Alright, here’s the first of the two posts I promised. There are loads of people running the Windows 7 Release Candidate (the virtually-flawless beta released of Windows 7 released a while ago by Microsoft) as their primary operating system, right now. Microsoft pushed a message to all users of the Release Candidate saying the following;
Shutdown Schedule for Windows 7 Beta and Windows 7 RC
To avoid interruption, it is recommended that you and your customers rebuild test machines by using a valid Windows operating system before Windows 7 Beta and Windows 7 RC expire. Windows will automatically notify you that the expiration process is about to begin. Two weeks later, your PC will shut down every two hours. For Windows 7 Beta, the bihourly shutdowns will begin July 1, 2009. The software will expire August 1, 2009. For Windows 7 RC, the bihourly shutdowns will begin March 1, 2010. The software will expire June 1, 2010
Well, in no time at all, a “patch” was released, “fixing” this issue. The patch is known as “TimerNuke” was developed by “pembros,” the notorious hacker behind similar exploits and patches for Vistas. Here’s a quick how-to to get your computer un-timered, if you need a little more time before you upgrade to Windows 7 full (like I have).

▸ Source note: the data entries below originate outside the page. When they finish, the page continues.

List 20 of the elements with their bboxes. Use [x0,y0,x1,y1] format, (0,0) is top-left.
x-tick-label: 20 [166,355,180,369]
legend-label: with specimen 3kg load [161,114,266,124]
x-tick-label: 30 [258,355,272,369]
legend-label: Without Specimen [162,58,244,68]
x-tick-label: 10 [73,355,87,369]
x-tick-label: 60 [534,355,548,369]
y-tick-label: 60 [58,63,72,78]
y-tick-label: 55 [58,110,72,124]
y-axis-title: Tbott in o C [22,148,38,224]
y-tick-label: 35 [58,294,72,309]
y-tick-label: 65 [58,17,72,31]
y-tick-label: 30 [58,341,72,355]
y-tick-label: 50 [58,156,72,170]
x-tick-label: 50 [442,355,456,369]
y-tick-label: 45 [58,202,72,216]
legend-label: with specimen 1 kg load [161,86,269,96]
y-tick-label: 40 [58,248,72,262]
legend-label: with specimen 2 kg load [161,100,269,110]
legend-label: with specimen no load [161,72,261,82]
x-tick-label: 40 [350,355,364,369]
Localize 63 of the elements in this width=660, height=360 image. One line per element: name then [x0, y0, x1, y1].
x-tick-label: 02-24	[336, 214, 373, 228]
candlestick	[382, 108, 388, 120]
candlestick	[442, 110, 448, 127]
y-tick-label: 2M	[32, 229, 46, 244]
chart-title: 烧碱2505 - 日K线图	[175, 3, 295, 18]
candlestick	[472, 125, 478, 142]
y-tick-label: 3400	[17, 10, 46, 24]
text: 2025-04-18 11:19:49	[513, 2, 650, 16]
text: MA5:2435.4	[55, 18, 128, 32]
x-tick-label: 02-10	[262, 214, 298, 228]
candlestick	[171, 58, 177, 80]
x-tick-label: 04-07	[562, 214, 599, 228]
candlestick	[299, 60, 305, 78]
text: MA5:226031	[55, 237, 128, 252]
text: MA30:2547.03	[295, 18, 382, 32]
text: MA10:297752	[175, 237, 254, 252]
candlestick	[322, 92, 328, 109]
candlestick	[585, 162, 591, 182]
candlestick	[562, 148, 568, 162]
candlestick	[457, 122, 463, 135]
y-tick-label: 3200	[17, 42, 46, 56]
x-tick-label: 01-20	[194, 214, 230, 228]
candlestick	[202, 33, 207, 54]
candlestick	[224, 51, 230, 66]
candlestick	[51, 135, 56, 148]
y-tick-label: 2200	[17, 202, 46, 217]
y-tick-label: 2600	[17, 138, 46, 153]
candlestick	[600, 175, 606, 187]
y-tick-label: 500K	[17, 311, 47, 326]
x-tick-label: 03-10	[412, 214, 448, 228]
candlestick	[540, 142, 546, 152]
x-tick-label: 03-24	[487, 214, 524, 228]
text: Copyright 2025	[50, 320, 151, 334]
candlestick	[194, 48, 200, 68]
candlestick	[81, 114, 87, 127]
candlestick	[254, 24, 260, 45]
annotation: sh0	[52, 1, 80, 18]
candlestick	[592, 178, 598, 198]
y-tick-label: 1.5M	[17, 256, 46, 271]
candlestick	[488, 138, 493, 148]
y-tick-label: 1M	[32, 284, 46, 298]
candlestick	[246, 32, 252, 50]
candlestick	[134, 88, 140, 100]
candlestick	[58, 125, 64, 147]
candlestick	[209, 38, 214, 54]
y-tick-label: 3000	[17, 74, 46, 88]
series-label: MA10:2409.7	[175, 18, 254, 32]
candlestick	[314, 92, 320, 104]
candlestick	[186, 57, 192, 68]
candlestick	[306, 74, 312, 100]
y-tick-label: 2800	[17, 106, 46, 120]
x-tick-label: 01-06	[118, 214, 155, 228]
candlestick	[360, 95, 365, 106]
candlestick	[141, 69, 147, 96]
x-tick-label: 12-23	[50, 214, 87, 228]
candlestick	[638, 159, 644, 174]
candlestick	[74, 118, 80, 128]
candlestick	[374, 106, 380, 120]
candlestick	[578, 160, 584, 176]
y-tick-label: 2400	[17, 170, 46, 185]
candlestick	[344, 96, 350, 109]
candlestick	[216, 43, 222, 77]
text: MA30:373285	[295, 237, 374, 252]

- Download TimerNuke here, or here.
- Make sure it isn’t flagged as a virus.
- Restart your computer in safe mode (shut it down, hold down F8 when it is turning on).
- Run the program. It will execute a few scripts in a command line window. Let it run. It will tell you when it has finished.
- Restart your computer.
- Ta dah! If you want proof to see if it has worked, hit start, right-click my computer, hit properties, and take a look at the “Windows Activation” section. You’ll notice the “Status” and “Product ID” will read “Not Available.”
The only thing I noticed was that the watermark in the lower-right hand corner of the screen, saying “Windows 7 Evaluation Copy. Build 7100” is still there. To remove it, I found a nice little all-in-one script that works rather nicely. It is called “RemoveWatermark” and it… uh, removes the watermark. It works with Windows 7, Windows Vistas (if you still need that) and Windows Server 2008. Here’s what you need to do.
- Download RemoveWatermark v. 0.8 here, or here.
- Run RemoveWatermark as an administrator (Right click it and select “Run as administrator.”)
- Hit “Y” to run the program. It patches “user32.dll.mui,” which is a language file.
- The program will then rebuild the MUI Cache. This might take a bit.
- Reboot your computer.
- If the watermark is STILL there, run RemoveWatermark again and hit “R” instead of “Y.”
- That should be it.
Again, you should only use these “shortcuts” if you plan to purchase Windows 7 Full sometime in the future. It really is a lot better than Vistas, and is worth the $100 or so.